Malware Exploits Windows UI Tools to Bypass Security

Malware creators have discovered a way to exploit Windows UI Automation (UIA), a framework initially designed to help users with accessibility needs. This new technique enables attackers to perform malicious activities while avoiding detection by endpoint detection and response (EDR) tools.

To execute this attack, users must run a program that uses UI Automation. Once activated, it can stealthily execute commands, harvest sensitive information, and redirect browsers to phishing sites. For example, attackers could read and send messages from applications like Slack or WhatsApp without the user’s awareness.

How UI Automation Became a Vulnerability

UI Automation, introduced with Windows XP in the .NET Framework, allows programs to access user interface (UI) elements for assistive technologies like screen readers. It also supports automated testing. By design, these applications require privileged access to interact with protected UI elements and other processes, making them a target for abuse.

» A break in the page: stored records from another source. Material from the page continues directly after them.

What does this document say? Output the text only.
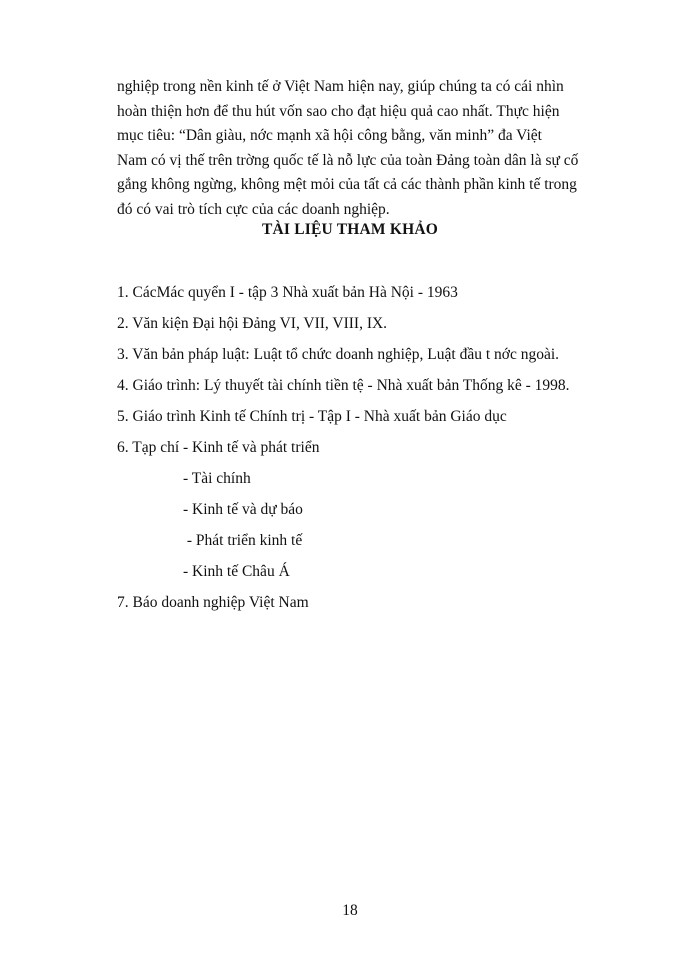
nghiệp trong nền kinh tế ở Việt Nam hiện nay, giúp chúng ta có cái nhìn
hoàn thiện hơn để thu hút vốn sao cho đạt hiệu quả cao nhất. Thực hiện
mục tiêu: “Dân giàu, nớc mạnh xã hội công bằng, văn minh” đa Việt
Nam có vị thế trên trờng quốc tế là nỗ lực của toàn Đảng toàn dân là sự cố
gắng không ngừng, không mệt mỏi của tất cả các thành phần kinh tế trong
đó có vai trò tích cực của các doanh nghiệp.
TÀI LIỆU THAM KHẢO
1. CácMác quyển I - tập 3 Nhà xuất bản Hà Nội - 1963
2. Văn kiện Đại hội Đảng VI, VII, VIII, IX.
3. Văn bản pháp luật: Luật tổ chức doanh nghiệp, Luật đầu t nớc ngoài.
4. Giáo trình: Lý thuyết tài chính tiền tệ - Nhà xuất bản Thống kê - 1998.
5. Giáo trình Kinh tế Chính trị - Tập I - Nhà xuất bản Giáo dục
6. Tạp chí - Kinh tế và phát triển
- Tài chính
- Kinh tế và dự báo
- Phát triển kinh tế
- Kinh tế Châu Á
7. Báo doanh nghiệp Việt Nam
18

Attackers leverage the Component Object Model (COM) for inter-process communication, allowing them to create UIA objects that interact with applications. This interaction includes monitoring UI changes, executing commands, and manipulating UI elements remotely. These capabilities are intended features of UIA but can also facilitate malicious activities.

Potential Impact

A report highlighted how this method could enable reading or modifying cached UI elements, such as unseen messages or sensitive website data. Attackers could even send messages or alter browser content without the user noticing changes on their screen. These actions exploit the framework’s legitimate permissions, making them invisible to standard security tools like Microsoft Defender.

The misuse of UIA is reminiscent of how Android’s accessibility services have been exploited by malware. Features intended to enhance user experience inadvertently create opportunities for malicious actors.

Preventing Exploitation

Organizations can mitigate these risks by restricting access to UI Automation for untrusted applications. Users should avoid running unverified programs and ensure their systems are updated. Security teams should employ advanced behavior-based monitoring tools to detect abnormal interactions with UI components. Collaboration between developers and security experts is essential to close these gaps and secure these frameworks.